Too rich for my taste. But I did rather enjoy the buttered lefse and another very Minnesota treat — the $1 all-you-can-drink cup of white or chocolate milk.
Other local treats included bags of miniature doughnuts, which Mr. Larsen tells me were invented in Minnesota in the early 1940s and nearly as popular as the ubiquitous buckets of chocolate chip cookies.
Over one night and one day, I also enjoyed a Caribbean-style lobster roll (just OK), deep-fried corn fritters stuffed with crumbled blue cheese and served with tangy chimichurri (excellent, and so big I had leftovers for breakfast), beer gelato made with oatmeal stout (also excellent) and a prime rib taco (yum).
I’d been looking forward to a fantastic-looking chicken in a waffle, too (slathered in sausage gravy, with a malted milk ball in the bottom of the cone), and maybe also a hot-toasted waffle ice cream sandwich. But a sampling of four Minnesota craft beers at the Land of 10,000 Beers’ Craft Beer Hall exhibit followed by a ride high above the crowds in the fair’s 50-year-old Swiss-made Skyride had me feeling kind of queasy.

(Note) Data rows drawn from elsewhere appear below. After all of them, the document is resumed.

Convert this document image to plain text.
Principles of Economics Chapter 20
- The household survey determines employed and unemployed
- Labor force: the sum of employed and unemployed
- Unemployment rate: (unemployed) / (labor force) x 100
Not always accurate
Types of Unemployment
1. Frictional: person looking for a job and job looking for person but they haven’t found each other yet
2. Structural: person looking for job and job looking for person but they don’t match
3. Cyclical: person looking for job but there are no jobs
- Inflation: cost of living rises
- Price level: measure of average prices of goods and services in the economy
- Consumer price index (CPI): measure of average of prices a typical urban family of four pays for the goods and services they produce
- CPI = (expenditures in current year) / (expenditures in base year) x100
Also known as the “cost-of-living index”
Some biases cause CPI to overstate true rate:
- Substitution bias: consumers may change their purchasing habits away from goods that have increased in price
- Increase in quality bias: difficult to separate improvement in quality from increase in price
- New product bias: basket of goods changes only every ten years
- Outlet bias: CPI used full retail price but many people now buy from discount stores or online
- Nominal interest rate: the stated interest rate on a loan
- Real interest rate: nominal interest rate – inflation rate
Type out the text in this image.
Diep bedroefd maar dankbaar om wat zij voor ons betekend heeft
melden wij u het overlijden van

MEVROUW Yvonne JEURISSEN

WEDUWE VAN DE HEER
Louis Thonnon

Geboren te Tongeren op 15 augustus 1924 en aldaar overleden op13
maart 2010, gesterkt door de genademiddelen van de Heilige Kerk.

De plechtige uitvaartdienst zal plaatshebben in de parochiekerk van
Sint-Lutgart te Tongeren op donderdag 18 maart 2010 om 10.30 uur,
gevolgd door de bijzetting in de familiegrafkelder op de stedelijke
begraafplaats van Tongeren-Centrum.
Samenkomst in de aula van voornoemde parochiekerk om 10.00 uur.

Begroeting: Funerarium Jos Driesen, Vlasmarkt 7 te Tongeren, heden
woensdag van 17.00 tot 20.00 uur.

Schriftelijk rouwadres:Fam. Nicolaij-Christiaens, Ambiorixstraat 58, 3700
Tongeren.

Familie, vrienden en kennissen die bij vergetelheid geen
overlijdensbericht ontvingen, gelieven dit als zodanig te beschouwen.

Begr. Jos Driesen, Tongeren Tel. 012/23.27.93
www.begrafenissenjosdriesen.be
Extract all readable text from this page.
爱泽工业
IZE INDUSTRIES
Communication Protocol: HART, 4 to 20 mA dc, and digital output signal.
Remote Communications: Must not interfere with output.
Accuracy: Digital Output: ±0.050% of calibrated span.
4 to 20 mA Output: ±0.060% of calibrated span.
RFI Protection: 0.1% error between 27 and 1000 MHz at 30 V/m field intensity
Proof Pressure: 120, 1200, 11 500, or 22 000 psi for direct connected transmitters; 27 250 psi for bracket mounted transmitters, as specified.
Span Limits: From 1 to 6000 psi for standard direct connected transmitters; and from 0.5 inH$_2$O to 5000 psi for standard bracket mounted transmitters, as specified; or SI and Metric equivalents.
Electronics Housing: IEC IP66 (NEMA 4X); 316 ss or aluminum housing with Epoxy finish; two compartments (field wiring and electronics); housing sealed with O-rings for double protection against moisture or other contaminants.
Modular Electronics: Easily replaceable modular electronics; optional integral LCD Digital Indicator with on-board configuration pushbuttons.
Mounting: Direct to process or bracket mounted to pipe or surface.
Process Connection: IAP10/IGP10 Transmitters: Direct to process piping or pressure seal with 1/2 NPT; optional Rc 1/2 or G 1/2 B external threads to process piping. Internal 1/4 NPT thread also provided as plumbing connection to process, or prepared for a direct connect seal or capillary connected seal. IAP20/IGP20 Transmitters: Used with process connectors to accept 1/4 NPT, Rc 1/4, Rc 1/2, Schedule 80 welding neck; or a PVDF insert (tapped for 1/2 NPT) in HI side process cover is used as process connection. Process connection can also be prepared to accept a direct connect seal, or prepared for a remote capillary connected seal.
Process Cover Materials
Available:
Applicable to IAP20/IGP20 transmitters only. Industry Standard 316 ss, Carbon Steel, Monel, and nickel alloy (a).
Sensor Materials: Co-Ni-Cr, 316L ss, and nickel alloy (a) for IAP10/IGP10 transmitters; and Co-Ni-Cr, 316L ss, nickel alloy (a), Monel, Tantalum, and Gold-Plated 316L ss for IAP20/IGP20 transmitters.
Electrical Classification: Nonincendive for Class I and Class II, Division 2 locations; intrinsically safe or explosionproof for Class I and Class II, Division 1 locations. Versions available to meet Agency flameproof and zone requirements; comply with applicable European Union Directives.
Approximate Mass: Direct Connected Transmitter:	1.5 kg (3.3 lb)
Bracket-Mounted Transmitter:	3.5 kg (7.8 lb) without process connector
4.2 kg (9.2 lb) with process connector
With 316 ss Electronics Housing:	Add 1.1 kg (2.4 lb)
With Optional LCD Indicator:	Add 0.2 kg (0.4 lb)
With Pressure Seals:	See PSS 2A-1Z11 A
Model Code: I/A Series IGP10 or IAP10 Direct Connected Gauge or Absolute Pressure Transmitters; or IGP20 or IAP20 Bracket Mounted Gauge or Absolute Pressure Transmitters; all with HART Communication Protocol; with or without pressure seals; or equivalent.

Dang. After surveying the fair’s online food finder, I’d also meant to try to deep-fried banana split made with lefse, and a new, feathery, cotton candy-like concoction of shaved ice cream called SnoRibbons. The server at the Blue Moon Dine-in Theater promised it would melt in my mouth, providing sweet relief not just from the late-August heat but also the hubbub of the crowd swirling around me.
Clutching my too-full stomach, I settled for a bite-sized sample.